From the last picture, can you tell if she needs her toenails clipped? I also have another problem. She'll start exploring my fingers, but then she'll nip a little harder than I like. How can I teach her that this is bad behaviour? I noticed that she loves attention, so I try to put her back in her cage as soon as I can after she does that to teach her that this is bad. But it's hard to do that quickly enough. Tips, anyone? Thank you!


----------



## lperry82 (Aug 2, 2010)

The wing spot sexing is here http://talkcockatiels.com/showthread.php?t=18307
This worked on my lucky before her first moult 

I dont know about the behaviour i tried putting mine away but it done no good
i just say NO its naughty


----------



## xoxsarahxox (Dec 13, 2010)

awww what a cutie


----------



## Boshia (Jul 3, 2011)

Thanks perry and sarah! Don't I have to wait for the first molt to determine what gender he/she is? I thought all of them looked like females until the first molt.


----------



## xoxsarahxox (Dec 13, 2010)

nope wing spot sexing really works  Take a look at the thread and look at the underside of your birds wings and that should tell you what sex he/she is and if you need help you can post some pics of the underside of his/her wing on here and we can help.


----------



## dudeitsapril (Apr 28, 2011)

She's a very beautiful bird! I also love the cage. That's the one I planned on buying before I found mine cheap on Craigslist. How do you like it? And also... what's the birdies name?


----------



## lperry82 (Aug 2, 2010)

I agree it confirmed my lucky was a girl since i got told she is a boy ha ha

so it worked 100% for me


----------



## Boshia (Jul 3, 2011)

I just looked, and HE barely has any spots under his wings..so it's a male? And I actually do like the cage, Dude. I got it for 50 bucks on craigslist. Haha.


----------



## lperry82 (Aug 2, 2010)

yep if hardly any spots then a male but look out for tiny little ones like this
http://talkcockatiels.com/attachment.php?attachmentid=5844&d=1285426017 
or here is a better pic http://mystinwolf.tripod.com/youngfemalewinglg.html


----------



## Boshia (Jul 3, 2011)

Yeah, I only see spots on like four or five feathers.


----------



## lperry82 (Aug 2, 2010)

Then you have a boy


----------



## Boshia (Jul 3, 2011)

Yay! This is gonna be fun teaching him stuff!

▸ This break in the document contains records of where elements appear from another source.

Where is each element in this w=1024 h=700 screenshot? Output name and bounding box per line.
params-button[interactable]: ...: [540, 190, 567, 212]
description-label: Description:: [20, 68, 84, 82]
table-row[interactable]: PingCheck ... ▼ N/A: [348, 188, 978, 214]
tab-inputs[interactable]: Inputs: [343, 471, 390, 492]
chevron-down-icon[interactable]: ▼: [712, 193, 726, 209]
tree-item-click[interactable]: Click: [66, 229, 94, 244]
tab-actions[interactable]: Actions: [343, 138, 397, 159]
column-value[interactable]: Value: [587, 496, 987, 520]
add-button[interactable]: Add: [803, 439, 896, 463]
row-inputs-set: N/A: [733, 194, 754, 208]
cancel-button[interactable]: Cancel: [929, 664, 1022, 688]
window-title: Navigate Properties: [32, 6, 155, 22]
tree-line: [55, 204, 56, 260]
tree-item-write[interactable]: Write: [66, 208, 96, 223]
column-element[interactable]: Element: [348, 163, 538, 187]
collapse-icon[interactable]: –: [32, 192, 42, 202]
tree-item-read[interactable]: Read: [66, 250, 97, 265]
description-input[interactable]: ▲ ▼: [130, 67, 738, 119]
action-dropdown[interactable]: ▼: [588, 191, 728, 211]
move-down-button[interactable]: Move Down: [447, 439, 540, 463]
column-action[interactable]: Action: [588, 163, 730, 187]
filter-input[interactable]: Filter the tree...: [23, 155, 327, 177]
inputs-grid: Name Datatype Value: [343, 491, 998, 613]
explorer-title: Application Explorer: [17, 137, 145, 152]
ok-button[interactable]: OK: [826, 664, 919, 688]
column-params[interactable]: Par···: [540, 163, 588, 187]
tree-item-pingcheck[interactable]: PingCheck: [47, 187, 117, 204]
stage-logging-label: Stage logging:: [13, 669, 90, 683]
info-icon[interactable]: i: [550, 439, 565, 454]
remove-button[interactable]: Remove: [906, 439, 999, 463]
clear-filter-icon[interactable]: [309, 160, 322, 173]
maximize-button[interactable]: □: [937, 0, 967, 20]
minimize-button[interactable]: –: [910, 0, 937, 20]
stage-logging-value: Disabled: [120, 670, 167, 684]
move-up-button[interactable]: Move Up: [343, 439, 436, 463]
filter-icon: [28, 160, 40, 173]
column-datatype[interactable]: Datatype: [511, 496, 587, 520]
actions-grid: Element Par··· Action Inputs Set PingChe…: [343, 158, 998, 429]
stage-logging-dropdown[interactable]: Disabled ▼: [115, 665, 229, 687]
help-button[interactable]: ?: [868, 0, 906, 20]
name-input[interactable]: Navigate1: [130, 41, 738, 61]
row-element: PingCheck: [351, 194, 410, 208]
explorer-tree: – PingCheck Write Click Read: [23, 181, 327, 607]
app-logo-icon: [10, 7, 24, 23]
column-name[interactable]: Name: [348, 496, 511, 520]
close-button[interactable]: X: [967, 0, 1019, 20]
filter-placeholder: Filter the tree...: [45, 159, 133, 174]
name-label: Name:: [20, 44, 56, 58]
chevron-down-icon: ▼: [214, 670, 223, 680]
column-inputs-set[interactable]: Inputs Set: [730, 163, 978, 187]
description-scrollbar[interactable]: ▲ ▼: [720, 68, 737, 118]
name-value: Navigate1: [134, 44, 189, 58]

He's calling for me to bring him out . Jeez, he sure got used to everything fast


----------



## lperry82 (Aug 2, 2010)

Once they start they dont stop lol


----------



## Boshia (Jul 3, 2011)

If you ignore them they do!  I'll be gone for about four hours tomorrow and the following weeks, so I want him to get used to entertaining himself while I'm gone. He started calling for me to bring him out AGAIN, so I went into another room and waited until he was quiet to give him some millet. How many toys should I have in his cage at one time, and how often should I change them out?


----------



## Ann (Mar 13, 2008)

He/she is darling, and your toys look great too. That is a lovely cage, it looks like it has power coating too, nice. 

You need a sandy perch for the nails, just position it near the food dish and that should work fairly well. As to the nippiness, just telling them 'no' in a firm voice usually works on mine.


----------



## Boshia (Jul 3, 2011)

Yay! Bargain cage, swoosh. 
Which perch is it that can cause open sores on the feet? I thought it was either sand or concrete. And thank you for the tips for how to stop biting.


----------



## crazy4tiels88 (Aug 10, 2008)

get a pedicure perch they are found at petsmart and maybe petco they are soft but ridged to keep nails grind down and keep different types of perches in the cage not just dowel perches include wood perches, tree branches like apple, soft wood, most kind of branches are good but no pine as pine is sappy! petsmart has good selection so does petco on perches and you want to have at least 3 toys in the cage and switch them out every 2 weeks or rotate them around the cage. I sudgest getting a swing as they love them and toys with bells or stuff they can destroy!


----------



## Boshia (Jul 3, 2011)

I have a swing outside of his cage, he doesn't seem to fancy it a whole lot >.<. He seems most content when he's on my shoulder preening himself! And okay, next time I go to PetSmart I'll check them out. Thanks!


----------